Nell’immenso locale si poteva vedere tutto quello che veramente serviva al contadino nella sua opera, dagli oggetti primordiali fino al locomobile a vapore, con l’aiuto del quale diminuirono le fatiche umane della trebbiatura. Dal salone si poteva accedere ai più ridotti vani laterali in cui erano allestite salette dedicate ad attività complementari con il lavoro sull’aia o all’aria aperta: le stanze dei telai e delle gramole, il “castello” con i graticci per la bachicoltura. Dalla parte opposta c’erano la sala dei pesi e delle bilance e gli attrezzi per piccole mansioni come la tostatura dell’orzo, la cottura delle castagne (le caldarroste!), vari tipi di macine.

A proposito della presenza in quei locali di un’antiquata macchina da corsa, di alcune motociclette da competizione, di vecchie biciclette da corsa su strada o su pista, tutte presenze che potevano sembrare stonate, Vittorio Mezzomonaco la giustificava dal punto di vista sociologico: i romagnoli sono sempre stati fervidi cultori della corsa veloce ed alcuni dei più spericolati piloti dell’automobilismo e del motociclismo sono nati qui. Della bicicletta, poi, non parliamo: un tempo si usava dire che “il bambino forlivese impara prima a pedalare che a camminare”.

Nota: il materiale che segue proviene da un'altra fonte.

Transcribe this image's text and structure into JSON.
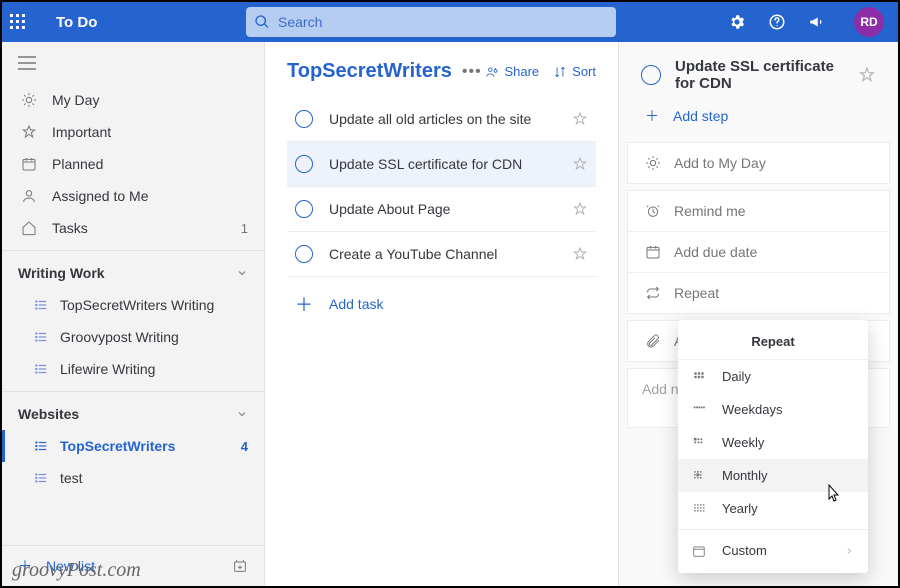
{
  "header": {
    "brand": "To Do",
    "searchPlaceholder": "Search",
    "avatar": "RD"
  },
  "sidebar": {
    "smart": [
      {
        "name": "myday",
        "label": "My Day",
        "count": ""
      },
      {
        "name": "important",
        "label": "Important",
        "count": ""
      },
      {
        "name": "planned",
        "label": "Planned",
        "count": ""
      },
      {
        "name": "assigned",
        "label": "Assigned to Me",
        "count": ""
      },
      {
        "name": "tasks",
        "label": "Tasks",
        "count": "1"
      }
    ],
    "groups": [
      {
        "name": "Writing Work",
        "lists": [
          {
            "label": "TopSecretWriters Writing",
            "count": ""
          },
          {
            "label": "Groovypost Writing",
            "count": ""
          },
          {
            "label": "Lifewire Writing",
            "count": ""
          }
        ]
      },
      {
        "name": "Websites",
        "lists": [
          {
            "label": "TopSecretWriters",
            "count": "4",
            "active": true
          },
          {
            "label": "test",
            "count": ""
          }
        ]
      }
    ],
    "newList": "New list"
  },
  "main": {
    "title": "TopSecretWriters",
    "share": "Share",
    "sort": "Sort",
    "tasks": [
      {
        "label": "Update all old articles on the site"
      },
      {
        "label": "Update SSL certificate for CDN",
        "selected": true
      },
      {
        "label": "Update About Page"
      },
      {
        "label": "Create a YouTube Channel"
      }
    ],
    "addTask": "Add task"
  },
  "detail": {
    "title": "Update SSL certificate for CDN",
    "addStep": "Add step",
    "addToMyDay": "Add to My Day",
    "remindMe": "Remind me",
    "addDueDate": "Add due date",
    "repeat": "Repeat",
    "addFile": "Add",
    "addNote": "Add note"
  },
  "repeatPopup": {
    "title": "Repeat",
    "items": [
      {
        "label": "Daily"
      },
      {
        "label": "Weekdays"
      },
      {
        "label": "Weekly"
      },
      {
        "label": "Monthly",
        "hl": true
      },
      {
        "label": "Yearly"
      }
    ],
    "custom": "Custom"
  },
  "watermark": "groovyPost.com"
}
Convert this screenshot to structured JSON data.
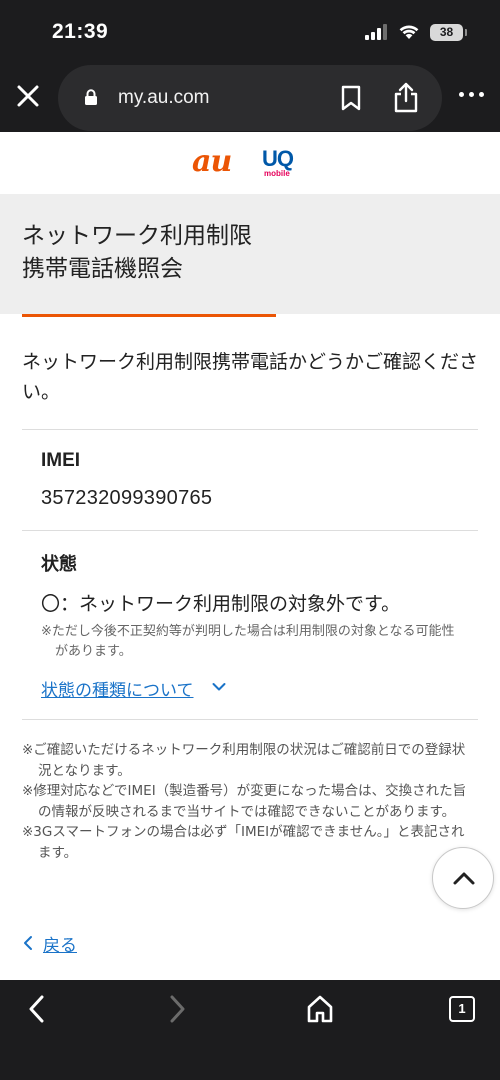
{
  "status_bar": {
    "time": "21:39",
    "battery": "38"
  },
  "browser": {
    "url": "my.au.com",
    "tab_count": "1"
  },
  "logos": {
    "au": "au",
    "uq": "UQ",
    "uq_sub": "mobile"
  },
  "page": {
    "title_line1": "ネットワーク利用制限",
    "title_line2": "携帯電話機照会",
    "intro": "ネットワーク利用制限携帯電話かどうかご確認ください。",
    "imei_label": "IMEI",
    "imei_value": "357232099390765",
    "status_label": "状態",
    "status_value": "〇：ネットワーク利用制限の対象外です。",
    "status_note": "※ただし今後不正契約等が判明した場合は利用制限の対象となる可能性があります。",
    "types_link": "状態の種類について",
    "notes": [
      "※ご確認いただけるネットワーク利用制限の状況はご確認前日での登録状況となります。",
      "※修理対応などでIMEI（製造番号）が変更になった場合は、交換された旨の情報が反映されるまで当サイトでは確認できないことがあります。",
      "※3Gスマートフォンの場合は必ず「IMEIが確認できません。」と表記されます。"
    ],
    "back_link": "戻る"
  },
  "colors": {
    "accent": "#eb5505",
    "link": "#1a73c8",
    "chrome": "#1c1c1e"
  },
  "icons": [
    "signal-icon",
    "wifi-icon",
    "close-icon",
    "lock-icon",
    "bookmark-icon",
    "share-icon",
    "more-icon",
    "chevron-down-icon",
    "chevron-up-icon",
    "chevron-left-icon",
    "chevron-right-icon",
    "home-icon"
  ]
}
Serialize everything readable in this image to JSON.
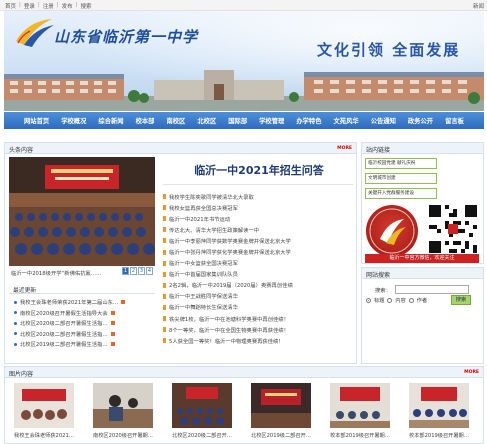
{
  "topbar": {
    "links": [
      "首页",
      "登录",
      "注册",
      "发布",
      "搜索"
    ],
    "right": "新闻"
  },
  "banner": {
    "school_name": "山东省临沂第一中学",
    "slogan": "文化引领 全面发展"
  },
  "nav": {
    "items": [
      "网站首页",
      "学校概况",
      "综合新闻",
      "校本部",
      "南校区",
      "北校区",
      "国际部",
      "学校管理",
      "办学特色",
      "文苑风华",
      "公告通知",
      "政务公开",
      "留言板"
    ]
  },
  "news": {
    "panel_title": "头条内容",
    "more": "MORE",
    "photo_caption": "临沂一中2018级开学“新佛佑抗氟……",
    "pages": [
      "1",
      "2",
      "3",
      "4"
    ],
    "headline": "临沂一中2021年招生问答",
    "articles": [
      "我校学生陈奕歌同学被清华北大录取",
      "我校女篮再获全国总决赛冠军",
      "临沂一中2021年书节运动",
      "传达北大、清华大学招生政策解读一中",
      "临沂一中李丽萍同学获数学奥赛金牌并保送北京大学",
      "临沂一中张丹萍同学获化学奥赛金牌并保送北京大学",
      "临沂一中女篮获全国决赛冠军",
      "临沂一中首届国家集训队队员",
      "2名2辑，临沂一中2019届（2020届）奥赛再创佳绩",
      "临沂一中王战胜同学保送清华",
      "临沂一中舞蹈特长生保送清华",
      "铁尖牌1枚，临沂一中在池塘科学奥赛中再创佳绩！",
      "8个一等奖，临沂一中在全国生物奥赛中再获佳绩！",
      "5人获全国一等奖！临沂一中物理奥赛再获佳绩！"
    ]
  },
  "recent": {
    "title": "最近更新",
    "items": [
      "我校王会珠老师荣获2021年第二届山东…",
      "南校区2020级召开暑假生活指导大会",
      "北校区2020级二部召开暑假生活指…",
      "北校区2020级二部召开暑假生活指…",
      "北校区2019级二部召开暑假生活指…"
    ]
  },
  "side": {
    "panel_title": "站内链接",
    "links": [
      "临沂校园党建 献礼庆祝",
      "文明城市创建",
      "关键开入党群服务建设"
    ],
    "qr_caption": "临沂一中官方微信，欢迎关注"
  },
  "search": {
    "panel_title": "网站搜索",
    "label": "搜索：",
    "placeholder": "",
    "options": [
      "标题",
      "内容",
      "作者"
    ],
    "button": "搜索"
  },
  "photos": {
    "panel_title": "图片内容",
    "more": "MORE",
    "captions": [
      "我校王会珠老师获2021…",
      "南校区2020级召开暑期…",
      "北校区2020级二部召开…",
      "北校区2019级二部召开…",
      "校本部2019级召开暑期…",
      "校本部2019级召开暑期…"
    ]
  }
}
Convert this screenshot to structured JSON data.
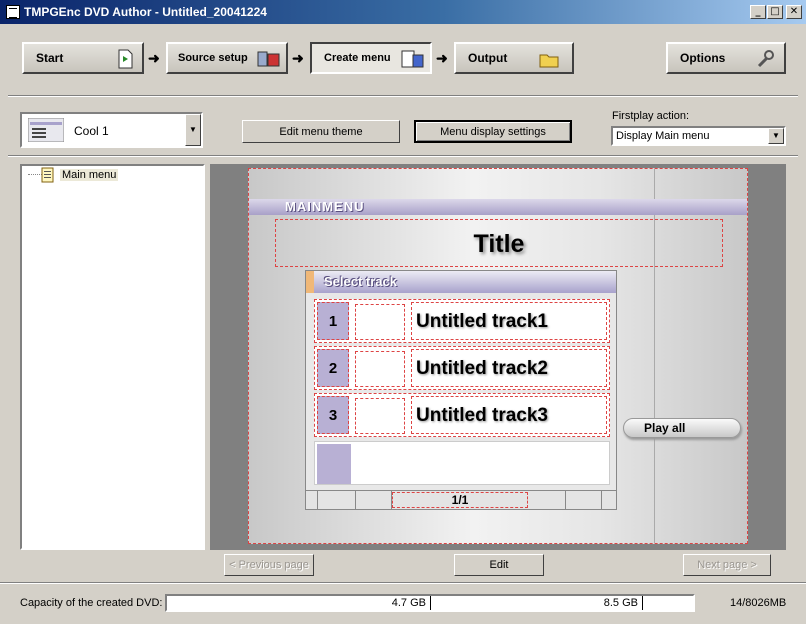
{
  "window": {
    "title": "TMPGEnc DVD Author - Untitled_20041224",
    "minimize_glyph": "_",
    "maximize_glyph": "□",
    "close_glyph": "✕"
  },
  "steps": {
    "start": "Start",
    "source_setup": "Source setup",
    "create_menu": "Create menu",
    "output": "Output",
    "options": "Options",
    "arrow_glyph": "➜"
  },
  "toolbar": {
    "theme_name": "Cool 1",
    "edit_theme": "Edit menu theme",
    "display_settings": "Menu display settings",
    "firstplay_label": "Firstplay action:",
    "firstplay_value": "Display Main menu"
  },
  "tree": {
    "items": [
      {
        "label": "Main menu"
      }
    ]
  },
  "preview": {
    "band_label": "MAINMENU",
    "title": "Title",
    "panel_header": "Select track",
    "tracks": [
      {
        "number": "1",
        "name": "Untitled track1"
      },
      {
        "number": "2",
        "name": "Untitled track2"
      },
      {
        "number": "3",
        "name": "Untitled track3"
      }
    ],
    "page_indicator": "1/1",
    "play_all": "Play all"
  },
  "nav": {
    "previous": "< Previous page",
    "edit": "Edit",
    "next": "Next page >"
  },
  "status": {
    "capacity_label": "Capacity of the created DVD:",
    "marker_single": "4.7 GB",
    "marker_dual": "8.5 GB",
    "usage": "14/8026MB"
  },
  "colors": {
    "titlebar_start": "#0a246a",
    "titlebar_end": "#a6caf0",
    "menu_accent": "#a8a2cc",
    "dashed_guides": "#dd4444"
  }
}
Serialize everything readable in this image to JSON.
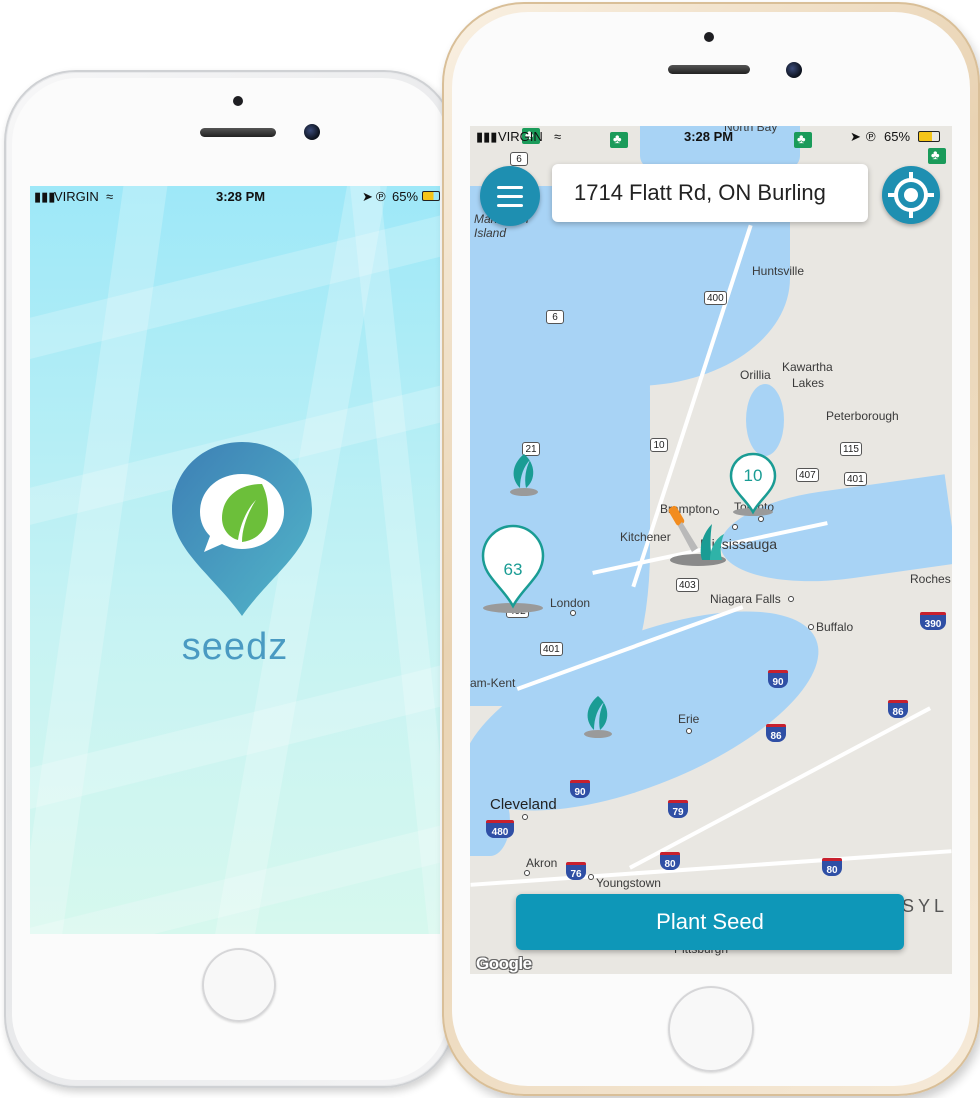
{
  "left_phone": {
    "status": {
      "carrier": "VIRGIN",
      "time": "3:28 PM",
      "battery": "65%"
    },
    "brand": {
      "name": "seedz",
      "color": "#4a9ac2"
    }
  },
  "right_phone": {
    "status": {
      "carrier": "VIRGIN",
      "time": "3:28 PM",
      "battery": "65%"
    },
    "search": {
      "value": "1714 Flatt Rd, ON Burling"
    },
    "plant_button": "Plant Seed",
    "accent": "#0e97b8",
    "map": {
      "attribution": "Google",
      "places": {
        "north_bay": "North Bay",
        "manitoulin": "Manitoulin",
        "island": "Island",
        "huntsville": "Huntsville",
        "orillia": "Orillia",
        "kawartha": "Kawartha",
        "lakes": "Lakes",
        "peterborough": "Peterborough",
        "brampton": "Brampton",
        "toronto": "Toronto",
        "kitchener": "Kitchener",
        "mississauga": "Mississauga",
        "london": "London",
        "niagara": "Niagara Falls",
        "buffalo": "Buffalo",
        "rochester": "Roches",
        "chatham": "am-Kent",
        "erie": "Erie",
        "cleveland": "Cleveland",
        "akron": "Akron",
        "youngstown": "Youngstown",
        "pittsburgh": "Pittsburgh",
        "penn": "SYL"
      },
      "highways": {
        "h6a": "6",
        "h6b": "6",
        "h400": "400",
        "h21": "21",
        "h10": "10",
        "h115": "115",
        "h407": "407",
        "h401a": "401",
        "h403": "403",
        "h402": "402",
        "h401b": "401"
      },
      "interstates": {
        "i390": "390",
        "i90a": "90",
        "i86a": "86",
        "i86b": "86",
        "i90b": "90",
        "i79": "79",
        "i480": "480",
        "i80a": "80",
        "i76": "76",
        "i80b": "80"
      },
      "clusters": {
        "toronto_count": "10",
        "london_count": "63"
      }
    }
  }
}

Altri locali fra loro collegati, che si raggiungevano attraverso una piccola scala in legno, con due brevi rampe, illustravano vari momenti della lavorazione del legno con l’allestimento di tre botteghe: del falegname, del corniciaio, dell’ebanista, in un crescendo di professionalità nel quale l’artigiano, a volte, si trasforma in artista. “Gioverà ricordare, per mettere in giusta evidenza la loro genialità” sono sempre parole di Vittorio Mezzomonaco, “che questi uomini costruirono da loro stessi le macchine per il mestiere e che, per esempio, la Sega a Nastro, la Spianatrice, la Combinata (tutte nella bottega dell’ebanista) sono sommessi capolavori d’artigianato”.

Recuperare l’edificio dell’ex Eridania nel quale venivano lavorate le barbabietole per riallestire, con criteri moderni, il Museo della Civiltà Contadina darebbe la possibilità, da una parte, di recuperare un patrimonio altrimenti costretto a giacere in un capannone con tutti i rischi di conservazione che questo comporta. Permetterebbe inoltre di avviare un concreto rapporto con esposizioni private dallo stesso genere presenti sul territorio, anche queste di grande valore storico, documentale e culturale, nonché di avere la possibilità di ricevere donazioni per implementare la collezione già posseduta. Consentirebbe infine di stabilire un collegamento, anche con una sezione del museo che dovrebbe essere appositamente dedicata, con la prima industrializzazione di Forlì che vide nelle aree attigue, o limitrofe, all’ex Eridania la presenza delle prime e principali aziende: Forlanini, Bonavita, Battistini, Becchi, Mangelli, Bartoletti, ecc., che per circa un secolo hanno determinato una buona parte della storia economica e sociale della città.
La realizzazione di un Museo della Civiltà Contadina collegato alla prima industrializzazione di Forlì consentirebbe di scrivere una parte fondamentale della storia di Forlì.